2 Tablespoons Blood Orange Oil from Olive Oil Etcetera
1/2 Teaspoon Crushed Chili Peppers
1 Habanero Pepper, minced, or to taste
1 Large Onion, Minced
4" Piece Fresh Ginger Root, peeled and minced
1/2 Large Red Bell Pepper, diced
1/2 Large Yellow Bell Pepper, diced
1 Large Pineapple, peeled, cored and diced (reserve any juice)

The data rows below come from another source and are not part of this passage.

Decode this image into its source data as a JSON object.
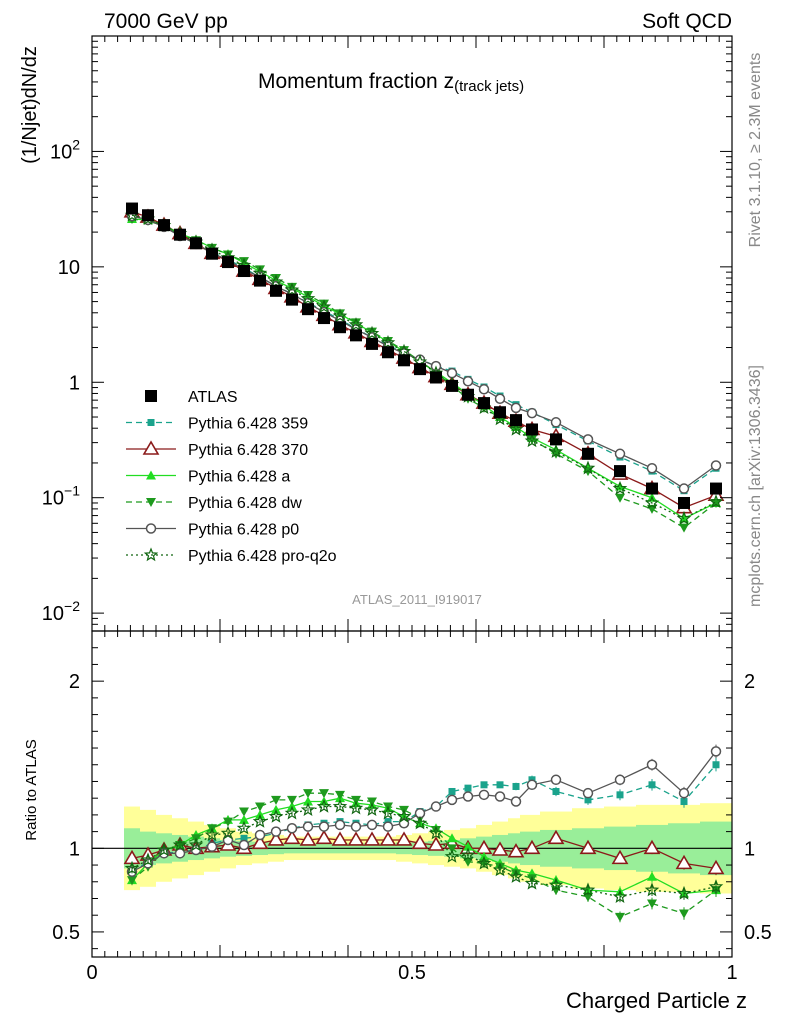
{
  "header": {
    "left": "7000 GeV pp",
    "right": "Soft QCD"
  },
  "side_labels": {
    "rivet": "Rivet 3.1.10, ≥ 2.3M events",
    "mcplots": "mcplots.cern.ch [arXiv:1306.3436]"
  },
  "chart_data": [
    {
      "type": "line",
      "panel": "main",
      "title_main": "Momentum fraction z",
      "title_sub": "(track jets)",
      "ylabel": "(1/Njet)dN/dz",
      "yscale": "log",
      "ylim": [
        0.007,
        1000
      ],
      "xlim": [
        0,
        1
      ],
      "yticks": [
        {
          "v": 0.01,
          "label": "10",
          "exp": "−2"
        },
        {
          "v": 0.1,
          "label": "10",
          "exp": "−1"
        },
        {
          "v": 1,
          "label": "1",
          "exp": ""
        },
        {
          "v": 10,
          "label": "10",
          "exp": ""
        },
        {
          "v": 100,
          "label": "10",
          "exp": "2"
        }
      ],
      "watermark": "ATLAS_2011_I919017",
      "x": [
        0.0625,
        0.0875,
        0.1125,
        0.1375,
        0.1625,
        0.1875,
        0.2125,
        0.2375,
        0.2625,
        0.2875,
        0.3125,
        0.3375,
        0.3625,
        0.3875,
        0.4125,
        0.4375,
        0.4625,
        0.4875,
        0.5125,
        0.5375,
        0.5625,
        0.5875,
        0.6125,
        0.6375,
        0.6625,
        0.6875,
        0.725,
        0.775,
        0.825,
        0.875,
        0.925,
        0.975
      ],
      "series": [
        {
          "name": "ATLAS",
          "color": "#000000",
          "marker": "square",
          "line": "none",
          "values": [
            32,
            28,
            23,
            19,
            16,
            13,
            11,
            9.2,
            7.6,
            6.2,
            5.2,
            4.3,
            3.6,
            3.0,
            2.55,
            2.15,
            1.82,
            1.55,
            1.3,
            1.1,
            0.93,
            0.78,
            0.66,
            0.55,
            0.47,
            0.39,
            0.32,
            0.24,
            0.17,
            0.12,
            0.09,
            0.12
          ]
        },
        {
          "name": "Pythia 6.428 359",
          "color": "#1aa38c",
          "marker": "smallsquare",
          "line": "dashed",
          "values": [
            27.5,
            25.8,
            22.4,
            18.6,
            15.8,
            13.4,
            11.6,
            9.8,
            8.1,
            6.8,
            5.85,
            4.9,
            4.15,
            3.5,
            2.92,
            2.45,
            2.1,
            1.8,
            1.58,
            1.38,
            1.25,
            1.06,
            0.91,
            0.76,
            0.64,
            0.55,
            0.43,
            0.31,
            0.225,
            0.17,
            0.115,
            0.18
          ]
        },
        {
          "name": "Pythia 6.428 370",
          "color": "#8b1a1a",
          "marker": "triangle-open",
          "line": "solid",
          "values": [
            30,
            27,
            23,
            19.4,
            16,
            13.1,
            11.2,
            9.2,
            7.8,
            6.5,
            5.5,
            4.5,
            3.8,
            3.15,
            2.68,
            2.26,
            1.91,
            1.62,
            1.34,
            1.12,
            0.96,
            0.78,
            0.66,
            0.54,
            0.46,
            0.39,
            0.34,
            0.24,
            0.16,
            0.12,
            0.082,
            0.105
          ]
        },
        {
          "name": "Pythia 6.428 a",
          "color": "#22dd22",
          "marker": "triangle",
          "line": "solid",
          "values": [
            26,
            25.5,
            22.8,
            19.4,
            17.2,
            14.6,
            12.9,
            10.8,
            9.1,
            7.6,
            6.5,
            5.5,
            4.6,
            3.9,
            3.25,
            2.7,
            2.25,
            1.85,
            1.5,
            1.23,
            0.99,
            0.79,
            0.63,
            0.5,
            0.41,
            0.33,
            0.26,
            0.18,
            0.125,
            0.1,
            0.066,
            0.09
          ]
        },
        {
          "name": "Pythia 6.428 dw",
          "color": "#1e9a1e",
          "marker": "triangle-down",
          "line": "dashed",
          "values": [
            26,
            25,
            22.6,
            19.4,
            17,
            14.6,
            12.8,
            11.2,
            9.5,
            8,
            6.7,
            5.7,
            4.8,
            3.95,
            3.3,
            2.75,
            2.28,
            1.9,
            1.53,
            1.22,
            0.93,
            0.72,
            0.6,
            0.49,
            0.4,
            0.32,
            0.24,
            0.17,
            0.1,
            0.08,
            0.055,
            0.09
          ]
        },
        {
          "name": "Pythia 6.428 p0",
          "color": "#555555",
          "marker": "circle-open",
          "line": "solid",
          "values": [
            27.5,
            25.5,
            22.2,
            18.5,
            15.8,
            13.1,
            11.5,
            9.4,
            8.2,
            6.8,
            5.8,
            4.85,
            4.05,
            3.42,
            2.87,
            2.45,
            2.05,
            1.78,
            1.57,
            1.38,
            1.2,
            1.02,
            0.87,
            0.72,
            0.6,
            0.54,
            0.45,
            0.32,
            0.24,
            0.18,
            0.12,
            0.19
          ]
        },
        {
          "name": "Pythia 6.428 pro-q2o",
          "color": "#116611",
          "marker": "star",
          "line": "dotted",
          "values": [
            28,
            26,
            22.8,
            19.4,
            16.4,
            14,
            12,
            10.3,
            8.8,
            7.4,
            6.3,
            5.3,
            4.5,
            3.75,
            3.15,
            2.65,
            2.2,
            1.85,
            1.5,
            1.2,
            0.96,
            0.75,
            0.6,
            0.48,
            0.39,
            0.31,
            0.25,
            0.18,
            0.12,
            0.09,
            0.066,
            0.092
          ]
        }
      ]
    },
    {
      "type": "line",
      "panel": "ratio",
      "ylabel": "Ratio to ATLAS",
      "xlabel": "Charged Particle z",
      "ylim": [
        0.35,
        2.3
      ],
      "yticks": [
        {
          "v": 0.5,
          "label": "0.5"
        },
        {
          "v": 1,
          "label": "1"
        },
        {
          "v": 2,
          "label": "2"
        }
      ],
      "xticks": [
        {
          "v": 0,
          "label": "0"
        },
        {
          "v": 0.5,
          "label": "0.5"
        },
        {
          "v": 1,
          "label": "1"
        }
      ],
      "band_inner": [
        0.12,
        0.1,
        0.09,
        0.08,
        0.07,
        0.06,
        0.05,
        0.045,
        0.04,
        0.035,
        0.03,
        0.03,
        0.03,
        0.03,
        0.03,
        0.03,
        0.03,
        0.035,
        0.04,
        0.045,
        0.05,
        0.06,
        0.07,
        0.08,
        0.09,
        0.1,
        0.11,
        0.12,
        0.13,
        0.14,
        0.15,
        0.16
      ],
      "band_outer": [
        0.25,
        0.23,
        0.2,
        0.18,
        0.16,
        0.14,
        0.12,
        0.1,
        0.09,
        0.08,
        0.07,
        0.07,
        0.07,
        0.07,
        0.07,
        0.07,
        0.07,
        0.08,
        0.09,
        0.1,
        0.11,
        0.12,
        0.14,
        0.16,
        0.18,
        0.2,
        0.22,
        0.24,
        0.25,
        0.26,
        0.26,
        0.27
      ],
      "ratios": [
        [
          0.86,
          0.92,
          0.97,
          0.98,
          0.99,
          1.03,
          1.05,
          1.06,
          1.07,
          1.09,
          1.12,
          1.14,
          1.15,
          1.16,
          1.15,
          1.14,
          1.16,
          1.16,
          1.22,
          1.25,
          1.34,
          1.36,
          1.38,
          1.38,
          1.37,
          1.41,
          1.34,
          1.29,
          1.32,
          1.38,
          1.28,
          1.5
        ],
        [
          0.94,
          0.96,
          0.99,
          1.02,
          1.0,
          1.01,
          1.02,
          1.0,
          1.03,
          1.05,
          1.06,
          1.05,
          1.06,
          1.05,
          1.05,
          1.05,
          1.05,
          1.05,
          1.03,
          1.02,
          1.03,
          1.0,
          1.0,
          0.99,
          0.98,
          1.0,
          1.06,
          1.0,
          0.94,
          1.0,
          0.91,
          0.88
        ],
        [
          0.81,
          0.91,
          0.99,
          1.02,
          1.08,
          1.12,
          1.17,
          1.17,
          1.2,
          1.23,
          1.25,
          1.28,
          1.28,
          1.3,
          1.27,
          1.26,
          1.24,
          1.19,
          1.15,
          1.12,
          1.06,
          1.01,
          0.95,
          0.91,
          0.87,
          0.85,
          0.81,
          0.75,
          0.74,
          0.83,
          0.73,
          0.75
        ],
        [
          0.81,
          0.89,
          0.98,
          1.02,
          1.06,
          1.12,
          1.16,
          1.22,
          1.25,
          1.29,
          1.29,
          1.33,
          1.33,
          1.32,
          1.29,
          1.28,
          1.25,
          1.23,
          1.18,
          1.11,
          1.0,
          0.92,
          0.91,
          0.89,
          0.85,
          0.82,
          0.75,
          0.71,
          0.59,
          0.67,
          0.61,
          0.75
        ],
        [
          0.86,
          0.91,
          0.97,
          0.97,
          0.99,
          1.01,
          1.05,
          1.02,
          1.08,
          1.1,
          1.12,
          1.13,
          1.13,
          1.14,
          1.13,
          1.14,
          1.13,
          1.15,
          1.21,
          1.25,
          1.29,
          1.31,
          1.32,
          1.31,
          1.28,
          1.38,
          1.41,
          1.33,
          1.41,
          1.5,
          1.33,
          1.58
        ],
        [
          0.88,
          0.93,
          0.99,
          1.02,
          1.02,
          1.08,
          1.09,
          1.12,
          1.16,
          1.19,
          1.21,
          1.23,
          1.25,
          1.25,
          1.24,
          1.23,
          1.21,
          1.19,
          1.15,
          1.09,
          0.95,
          0.96,
          0.91,
          0.87,
          0.83,
          0.79,
          0.78,
          0.75,
          0.71,
          0.75,
          0.73,
          0.77
        ]
      ]
    }
  ]
}
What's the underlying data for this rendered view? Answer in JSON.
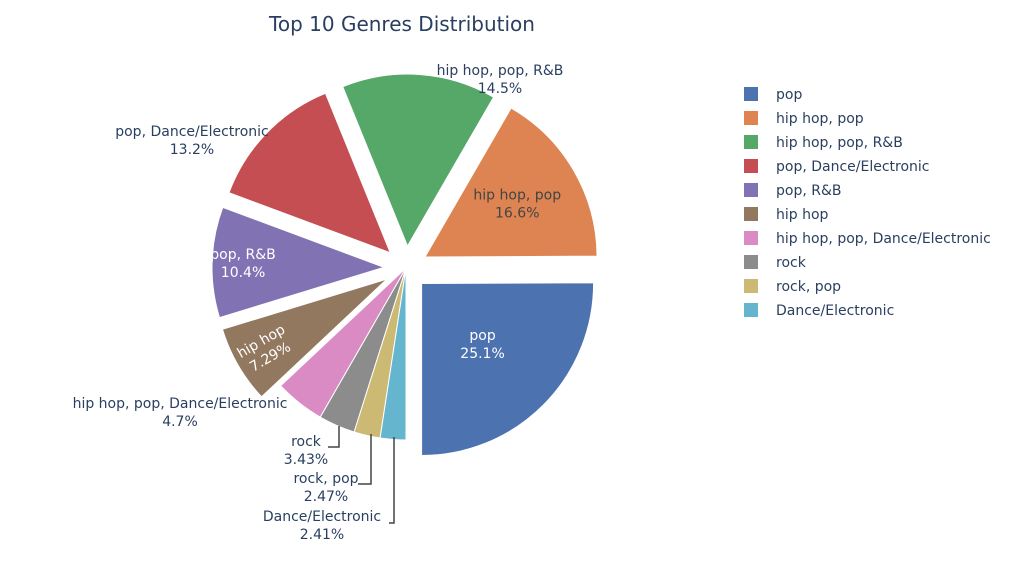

1/2 Cup Dark Brown Sugar, packed
1 1/2 Tablespoon Curry Powder
1/2 Cup Apple Cider Vinegar


In a large sauce pan, heat oil over medium heat. Add onion, pepper flakes and Habanero Pepper. Stir to combine. Reduce heat to low, cover, and cook until the onions have softened, about 15 to 20 minutes, stirring occasionally. Do not brown onions. Remove the lid, increase the heat to medium, and stir in the ginger, red bell pepper, and yellow bell pepper. Cook the vegetables, stirring continuously, for 2 to 3 minutes. Add pineapple and any juice, brown sugar, curry powder and vinegar, and stir to combine. Simmer 30 minutes, stirring frequently. Remove from the heat and allow to cool completely. Store in airtight containers in the refrigerator.